Recently, Xi Jinping of China and Vladimir Putin of Russia were overheard discussing methods to maintain youthfulness. “Advancements in biotechnology allow for the continuous transplantation of human organs, enabling people to live younger and potentially attain immortality,” Putin remarked through an interpreter to Xi. “There is a possibility,” he added, “of reaching the age of 150 [years].” But is this even feasible, and what would the implications be for our world if the powerful could live eternally?
Over the ages, we have employed increasingly advanced technology to heal ourselves and extend our lifespans. The innovations in public health and medicine during the 20th century enabled children today to enjoy longer, healthier lives than ever before. Yet, for some, that remains insufficient.
With 25 years as a technology journalist, I have tracked the emergence of the web since its inception. I have reported on its transformation of our social dynamics, and I’ve criticized developers who relentlessly pursue disruptive innovations that clash with society. My curiosity grew about a rising group of billionaire investors from Silicon Valley who aspire to live eternally. What kind of world are they envisioning and creating, and where do the rest of us fit within it? I’ve encountered individuals attempting radical life-extension experiments and biohackers who steadfastly believe that numbers will keep them youthful, and I’ve peered into Silicon Valley laboratories where technologists are orchestrating a longevity revolution. I uncovered the motivations, ethical dilemmas, and principles fueling the conviction that we stand on the brink of eternal life, believing that these immortalists are our salvation.
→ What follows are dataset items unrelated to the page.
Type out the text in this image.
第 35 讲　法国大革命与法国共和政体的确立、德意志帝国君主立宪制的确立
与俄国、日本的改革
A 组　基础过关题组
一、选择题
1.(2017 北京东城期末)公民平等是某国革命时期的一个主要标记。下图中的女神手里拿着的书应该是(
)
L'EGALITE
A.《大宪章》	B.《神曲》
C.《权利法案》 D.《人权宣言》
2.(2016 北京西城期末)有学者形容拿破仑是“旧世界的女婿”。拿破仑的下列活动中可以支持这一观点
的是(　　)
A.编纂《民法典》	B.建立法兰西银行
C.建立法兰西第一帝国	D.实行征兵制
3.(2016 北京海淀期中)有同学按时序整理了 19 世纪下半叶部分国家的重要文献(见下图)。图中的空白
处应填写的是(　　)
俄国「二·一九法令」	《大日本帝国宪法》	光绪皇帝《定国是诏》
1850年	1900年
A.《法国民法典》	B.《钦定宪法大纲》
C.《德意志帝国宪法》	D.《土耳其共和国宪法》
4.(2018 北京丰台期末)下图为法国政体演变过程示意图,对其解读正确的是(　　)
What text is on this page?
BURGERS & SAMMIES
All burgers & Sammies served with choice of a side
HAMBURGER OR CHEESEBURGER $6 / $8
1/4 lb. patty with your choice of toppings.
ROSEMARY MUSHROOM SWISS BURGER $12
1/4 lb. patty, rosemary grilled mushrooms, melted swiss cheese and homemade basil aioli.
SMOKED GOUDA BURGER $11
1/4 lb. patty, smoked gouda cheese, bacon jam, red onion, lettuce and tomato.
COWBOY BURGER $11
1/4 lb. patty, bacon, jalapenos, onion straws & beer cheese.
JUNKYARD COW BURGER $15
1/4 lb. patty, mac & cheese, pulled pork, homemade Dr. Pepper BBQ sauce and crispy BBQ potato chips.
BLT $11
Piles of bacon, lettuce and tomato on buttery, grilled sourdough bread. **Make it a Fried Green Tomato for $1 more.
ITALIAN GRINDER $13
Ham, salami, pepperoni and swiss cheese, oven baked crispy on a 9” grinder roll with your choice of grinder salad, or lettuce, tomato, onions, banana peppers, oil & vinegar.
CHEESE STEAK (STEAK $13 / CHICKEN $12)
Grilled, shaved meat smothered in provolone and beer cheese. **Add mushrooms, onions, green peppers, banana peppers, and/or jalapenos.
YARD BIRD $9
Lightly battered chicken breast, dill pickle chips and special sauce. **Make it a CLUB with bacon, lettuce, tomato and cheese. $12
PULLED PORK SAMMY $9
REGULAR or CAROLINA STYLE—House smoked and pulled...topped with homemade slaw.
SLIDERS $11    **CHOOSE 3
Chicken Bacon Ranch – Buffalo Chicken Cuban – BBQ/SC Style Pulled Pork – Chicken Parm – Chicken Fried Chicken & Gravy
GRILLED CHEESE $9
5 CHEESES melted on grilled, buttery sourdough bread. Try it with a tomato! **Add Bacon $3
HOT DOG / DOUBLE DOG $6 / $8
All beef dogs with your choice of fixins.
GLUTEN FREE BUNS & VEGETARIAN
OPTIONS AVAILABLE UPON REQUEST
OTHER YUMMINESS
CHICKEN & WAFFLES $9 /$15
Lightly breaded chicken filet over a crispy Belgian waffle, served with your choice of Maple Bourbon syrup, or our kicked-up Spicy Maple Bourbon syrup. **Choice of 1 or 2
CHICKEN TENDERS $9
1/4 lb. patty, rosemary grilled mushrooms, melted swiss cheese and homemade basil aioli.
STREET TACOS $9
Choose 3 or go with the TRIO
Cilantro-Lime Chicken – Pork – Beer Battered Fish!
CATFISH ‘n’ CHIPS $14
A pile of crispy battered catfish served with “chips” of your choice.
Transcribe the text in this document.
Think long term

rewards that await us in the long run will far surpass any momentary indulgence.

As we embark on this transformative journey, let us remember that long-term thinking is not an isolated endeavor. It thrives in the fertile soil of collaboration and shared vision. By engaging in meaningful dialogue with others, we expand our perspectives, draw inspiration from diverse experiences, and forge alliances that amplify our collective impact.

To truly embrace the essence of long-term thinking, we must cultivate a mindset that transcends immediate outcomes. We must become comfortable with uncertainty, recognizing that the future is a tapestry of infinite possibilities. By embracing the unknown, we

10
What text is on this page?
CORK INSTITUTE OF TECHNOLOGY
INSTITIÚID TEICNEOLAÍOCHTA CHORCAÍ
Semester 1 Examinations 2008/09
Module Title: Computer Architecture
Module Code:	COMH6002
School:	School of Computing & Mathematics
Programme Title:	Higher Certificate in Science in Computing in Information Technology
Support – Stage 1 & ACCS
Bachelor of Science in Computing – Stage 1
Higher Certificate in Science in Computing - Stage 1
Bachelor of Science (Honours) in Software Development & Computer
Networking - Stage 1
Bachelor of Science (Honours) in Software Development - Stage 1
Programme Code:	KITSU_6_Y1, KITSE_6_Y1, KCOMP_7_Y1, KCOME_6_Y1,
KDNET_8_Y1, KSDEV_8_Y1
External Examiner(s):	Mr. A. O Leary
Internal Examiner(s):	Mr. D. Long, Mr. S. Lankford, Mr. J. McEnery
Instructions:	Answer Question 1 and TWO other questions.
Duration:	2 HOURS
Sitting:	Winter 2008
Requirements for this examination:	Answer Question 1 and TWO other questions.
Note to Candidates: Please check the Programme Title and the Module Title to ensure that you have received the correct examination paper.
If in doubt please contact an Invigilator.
This movement encompasses various interpretations of immortality. The literal interpretation—living forever—is mainly held by highly intelligent, mathematically inclined computer scientists, philosophers, and enthusiasts who have an unwavering faith in the life-giving potential of technology. They envision merging with artificial intelligence, transcending humanity, and living eternally in a realm of joy.
Among the immortalists are those who wish to reshape the global infrastructure, enabling them to achieve forever life. In plain sight, they are reconfiguring sovereign nation-states, advocating for technological acceleration regardless of the consequences. These influential individuals aren’t searching for the fountain of youth—they are constructing it.
Another perspective on immortality is echoed by figures like Xi and Putin, who have faith in the inevitability of exponentially advancing science and technology. They believe life will continue not through merging with technology but via its application to slow the relentless passage of time, facilitating medical advancements that will heal us. They perceive themselves as living evidence of age reversal, physical rejuvenation, and time suspension.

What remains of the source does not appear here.